The Purchase Price (William Wellman, 1932). Based on an Arthur Stringer novel released the same year, The Purchase Price follows Joan Gordon (Barbara Stanwyck), a torch singer who tries to slip away from unwanted associations with sketchy characters in the big city by agreeing to arranged marriage with a North Dakota farmer (George Brent). As might be predicted thanks to countless films since, Joan’s initial uncertainty about her new predicament eventually gives way to appreciation for the rural life and love for the fellow who was initial nothing more than an escape hatch in overalls. The narrative is sometimes a little wobbly in its credibility, but Wellman renders the film with such frothy energy — including a surprising willingness to depict the bad behavior of overheated men with casual condemnation instead of excuses — that the shortcomings fade in importance. Stanwyck is characteristically terrific as the lead, grounded and charismatic at the same time.

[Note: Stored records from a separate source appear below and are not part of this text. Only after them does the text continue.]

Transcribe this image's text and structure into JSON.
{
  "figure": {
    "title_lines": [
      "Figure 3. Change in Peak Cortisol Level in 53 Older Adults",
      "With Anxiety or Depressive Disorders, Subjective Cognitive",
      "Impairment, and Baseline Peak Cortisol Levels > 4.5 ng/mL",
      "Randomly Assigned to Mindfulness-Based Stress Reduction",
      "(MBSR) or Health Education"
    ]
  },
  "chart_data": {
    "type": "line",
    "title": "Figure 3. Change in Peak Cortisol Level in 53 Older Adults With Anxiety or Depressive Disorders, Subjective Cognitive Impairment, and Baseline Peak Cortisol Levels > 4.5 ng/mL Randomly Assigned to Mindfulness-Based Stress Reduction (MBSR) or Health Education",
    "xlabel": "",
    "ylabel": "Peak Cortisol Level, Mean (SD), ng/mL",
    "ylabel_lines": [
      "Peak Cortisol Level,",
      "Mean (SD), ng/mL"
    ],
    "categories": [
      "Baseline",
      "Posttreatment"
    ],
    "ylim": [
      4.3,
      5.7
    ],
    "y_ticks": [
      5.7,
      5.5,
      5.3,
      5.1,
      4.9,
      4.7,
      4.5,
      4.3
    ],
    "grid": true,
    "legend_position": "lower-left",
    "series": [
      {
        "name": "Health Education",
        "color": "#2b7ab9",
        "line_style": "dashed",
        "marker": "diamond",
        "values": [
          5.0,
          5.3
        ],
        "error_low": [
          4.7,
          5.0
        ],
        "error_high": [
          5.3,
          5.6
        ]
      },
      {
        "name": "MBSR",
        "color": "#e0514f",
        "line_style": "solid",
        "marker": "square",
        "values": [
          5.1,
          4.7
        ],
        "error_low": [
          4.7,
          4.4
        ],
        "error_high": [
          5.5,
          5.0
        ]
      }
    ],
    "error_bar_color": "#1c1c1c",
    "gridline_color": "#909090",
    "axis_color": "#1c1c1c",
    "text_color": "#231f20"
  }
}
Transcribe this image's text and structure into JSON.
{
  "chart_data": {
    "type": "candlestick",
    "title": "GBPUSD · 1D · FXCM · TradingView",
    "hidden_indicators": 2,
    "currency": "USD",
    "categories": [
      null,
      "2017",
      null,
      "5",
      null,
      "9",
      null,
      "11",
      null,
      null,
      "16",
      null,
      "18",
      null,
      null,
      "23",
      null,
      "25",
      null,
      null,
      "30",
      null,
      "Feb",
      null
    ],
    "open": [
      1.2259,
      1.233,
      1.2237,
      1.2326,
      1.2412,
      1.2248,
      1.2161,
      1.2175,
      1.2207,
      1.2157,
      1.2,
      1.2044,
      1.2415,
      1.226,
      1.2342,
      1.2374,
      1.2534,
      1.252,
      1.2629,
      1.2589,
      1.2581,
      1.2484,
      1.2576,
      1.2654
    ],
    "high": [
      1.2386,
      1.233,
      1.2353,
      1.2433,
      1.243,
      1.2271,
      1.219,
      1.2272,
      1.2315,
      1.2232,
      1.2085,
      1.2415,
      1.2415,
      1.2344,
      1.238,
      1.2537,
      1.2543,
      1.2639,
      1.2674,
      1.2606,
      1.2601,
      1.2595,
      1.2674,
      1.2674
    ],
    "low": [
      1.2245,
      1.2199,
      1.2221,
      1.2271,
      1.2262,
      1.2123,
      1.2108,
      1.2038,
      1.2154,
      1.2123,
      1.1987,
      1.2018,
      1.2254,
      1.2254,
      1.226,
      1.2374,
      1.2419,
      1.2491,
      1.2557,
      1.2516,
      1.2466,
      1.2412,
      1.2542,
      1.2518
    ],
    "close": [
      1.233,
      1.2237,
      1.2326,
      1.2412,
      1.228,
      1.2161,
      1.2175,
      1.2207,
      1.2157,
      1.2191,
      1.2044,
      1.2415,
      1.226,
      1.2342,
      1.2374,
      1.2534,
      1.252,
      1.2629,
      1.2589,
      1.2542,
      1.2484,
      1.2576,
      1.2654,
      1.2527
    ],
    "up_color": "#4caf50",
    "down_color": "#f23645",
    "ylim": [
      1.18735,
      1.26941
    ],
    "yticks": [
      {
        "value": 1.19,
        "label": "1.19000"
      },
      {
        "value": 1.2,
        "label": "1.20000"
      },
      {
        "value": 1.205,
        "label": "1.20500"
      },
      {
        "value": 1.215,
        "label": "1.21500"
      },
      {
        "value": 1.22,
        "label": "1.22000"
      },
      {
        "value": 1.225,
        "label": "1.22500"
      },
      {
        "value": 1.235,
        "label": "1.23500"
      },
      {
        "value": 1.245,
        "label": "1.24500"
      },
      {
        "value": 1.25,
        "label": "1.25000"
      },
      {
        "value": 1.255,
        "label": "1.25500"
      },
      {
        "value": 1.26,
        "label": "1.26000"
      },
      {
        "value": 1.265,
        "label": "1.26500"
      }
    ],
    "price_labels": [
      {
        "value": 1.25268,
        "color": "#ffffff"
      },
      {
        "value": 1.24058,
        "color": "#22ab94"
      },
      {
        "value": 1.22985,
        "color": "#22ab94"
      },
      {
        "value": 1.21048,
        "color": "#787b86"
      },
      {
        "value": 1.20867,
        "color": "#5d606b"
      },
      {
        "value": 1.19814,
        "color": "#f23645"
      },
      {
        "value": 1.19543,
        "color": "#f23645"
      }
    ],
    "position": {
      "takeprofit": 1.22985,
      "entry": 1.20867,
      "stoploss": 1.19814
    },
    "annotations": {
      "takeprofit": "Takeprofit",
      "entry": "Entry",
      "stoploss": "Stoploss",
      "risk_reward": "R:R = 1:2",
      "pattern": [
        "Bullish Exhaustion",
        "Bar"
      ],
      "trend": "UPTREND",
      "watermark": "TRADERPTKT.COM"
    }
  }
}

The Gold Rush (Charlie Chaplin, 1925). Charlie Chaplin’s second feature for United Artists, the studio he co-founded with D.W. Griffith, Mary Pickford, and Douglas Fairbanks, is properly celebrated as a masterpiece, probably his first that decisively merits that grand designation. In his familiar guise as The Tramp, Chaplin plays a character officially called the Lone Prospector, who ventures into Alaska to make his fortune in the Klondike Gold Rush of the latter half of the nineteen century. Acknowledging that the still developing art form means that The Gold Rush sometimes feels like its going from set piece to set piece while relying on occasional maudlin drama to fill in the journey, it’s remarkable just how unified the film often feels. And those set pieces are nothing to dismiss either. They include some of Chaplin’s most famous — the boiled shoe for dinner, the dinner roll dance — and some that deserve equal reverence, led the singing of “Auld Lang Syne” in a dance hall as the camera lingers on the expressive, often melancholy faces of gathered New Year’s Eve celebrants. Watching The Gold Rush is to see cinema being invented, frame by frame.